The program’s leader salutes us heroes-in-the-making, and then the moment of introduction is finally here.
Four bodies – for we had one pair of pilots build the bond needed for a two-seater – hang in microgravity. The program leader speaks.
“Fujiko Date, Kasumi Shiranui, to you the colonies offer the Figurehead Breakthrough Hurricane.” In the old days, this would have been televised, it would have been a moment of pride for everyone. A physical show of force, a reminder of our will to fight. That is why it is so reverential.
The two women nod, and say the correct words in response before setting off down the gantries.
“Arado Mardan, to you the colonies offer the Figurehead Galaxy Link.” His is a slight thing, black-and-grey with a pair of slender cannons hanging parallel to its back, ready to fold into position when needed.
To Ilya Talik, the colonies offer Meteor Delta, a thickset, brutal machine that doesn’t resemble its pilot at all.

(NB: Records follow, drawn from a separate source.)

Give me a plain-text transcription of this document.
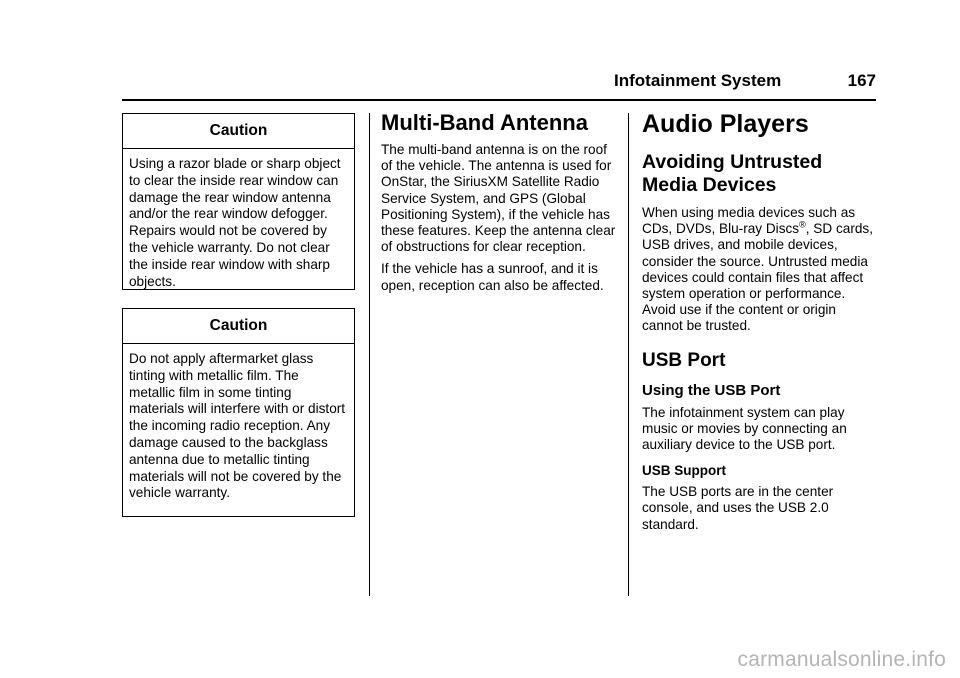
Infotainment System	167
Caution
Using a razor blade or sharp object to clear the inside rear window can damage the rear window antenna and/or the rear window defogger. Repairs would not be covered by the vehicle warranty. Do not clear the inside rear window with sharp objects.
Caution
Do not apply aftermarket glass tinting with metallic film. The metallic film in some tinting materials will interfere with or distort the incoming radio reception. Any damage caused to the backglass antenna due to metallic tinting materials will not be covered by the vehicle warranty.
Multi-Band Antenna

The multi-band antenna is on the roof of the vehicle. The antenna is used for OnStar, the SiriusXM Satellite Radio Service System, and GPS (Global Positioning System), if the vehicle has these features. Keep the antenna clear of obstructions for clear reception.

If the vehicle has a sunroof, and it is open, reception can also be affected.

Audio Players
Avoiding Untrusted Media Devices

When using media devices such as CDs, DVDs, Blu-ray Discs®, SD cards, USB drives, and mobile devices, consider the source. Untrusted media devices could contain files that affect system operation or performance. Avoid use if the content or origin cannot be trusted.

USB Port
Using the USB Port

The infotainment system can play music or movies by connecting an auxiliary device to the USB port.

USB Support

The USB ports are in the center console, and uses the USB 2.0 standard.

carmanualsonline.info
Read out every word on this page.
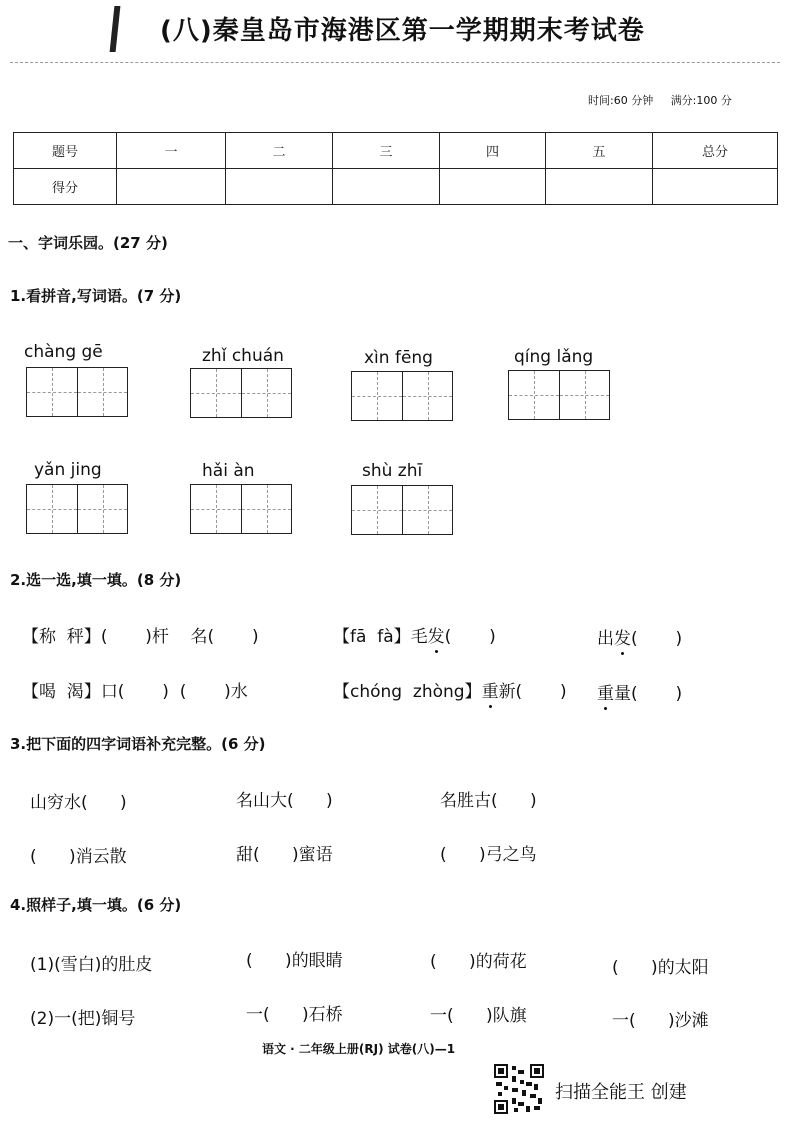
(八)秦皇岛市海港区第一学期期末考试卷
时间:60 分钟 满分:100 分
题号	一	二	三	四	五	总分
得分						
一、字词乐园。(27 分)
1.看拼音,写词语。(7 分)
chàng gē	zhǐ chuán	xìn fēng	qíng lǎng
yǎn jing	hǎi àn	shù zhī
2.选一选,填一填。(8 分)
【称  秤】(       )杆    名(       )	【fā  fà】毛发(       )	出发(       )
【喝  渴】口(       )  (       )水	【chóng  zhòng】重新(       ) 重量(       )
3.把下面的四字词语补充完整。(6 分)
山穷水(      )	名山大(      )	名胜古(      )
(      )消云散	甜(      )蜜语	(      )弓之鸟
4.照样子,填一填。(6 分)
(1)(雪白)的肚皮	(      )的眼睛	(      )的荷花	(      )的太阳
(2)一(把)铜号	一(      )石桥	一(      )队旗	一(      )沙滩
语文 · 二年级上册(RJ) 试卷(八)—1
扫描全能王 创建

So, I am alone. My machine also stands unique, the only one unaccompanied, but I will wait for the procedure to be followed.
The colonies offer me, Takuya Ohmori, the Figurehead Crusader Overlord. It gleams in the orange light of the colony’s hangar, its red-and-gold form brushed to a solid brass colour. Before its torso I am tiny, small enough to crawl down gun barrels that stud recessed panels in front of me. Behind almost-black glass I can see the lozenges of dead eyes, waiting to come alive as I complete its existence.
The counsellors told me about this sensation – the drunkenness of power. The belief that the Figurehead is invincible.
The ceremony of inauguration continues.
“These pilots, selected from those among us who have served the colonies well, stand before you its first line of defence. They will go and face great danger, insurmountable odds and they will prevail.”
There should be applause. There should be a gun salute, or something. Instead there are a few tired-looking instructors and scientists watching a tired old man read words that don’t really mean anything any more, while outside alien fleets swirl among our last outposts.
Inside its cockpit, Crusader Overlord is no different to a Regular Frame. It may be mine, it may have been designed based on a whole year’s analysis of my fighting style and my personality, but it is a machine, built like so many others. Like I so often did back aboard the carrier where I fought before, I savour the few moments of still, metallic silence, of blank screens and dead controls. Perhaps steeling myself for the inevitable day when that sensation returns as my power fails and I begin to drift dead in space. In the safety of a hangar, though, it is all I need to clear my mind for combat.
The machine activates. Awakens. The world returns, the orange wash of the hangar flooding my vision as cameras send their images to the bubble of screens I inhabit. I watch diagnostics fill my vision, a sea of information about weapons, systems and capabilities. It sounds absurd, doesn’t it, that I might be expected to fight in a machine I have only just stepped into?
The intention of the Figurehead project was to ensure that a pilot stepping into their machine would need no induction, no acclimatisation. That it would be designed so perfectly to their needs that they could operate it intuitively.
Crusader Overlord drops and even in the half-weightlessness of the colony I feel it pull at my insides for a moment before I am pulled into space and its total emptiness. The other machines are there around me, looking this way and that, making uncertain movements as their pilots get to know their new companions.
Ships returned from the front, depleted and tired, are waiting for us, ready to take on new bodies to fight our endless war. There is my reception, there are the waiting crowds.
I settle into the controls like well-worn clothes, and return home.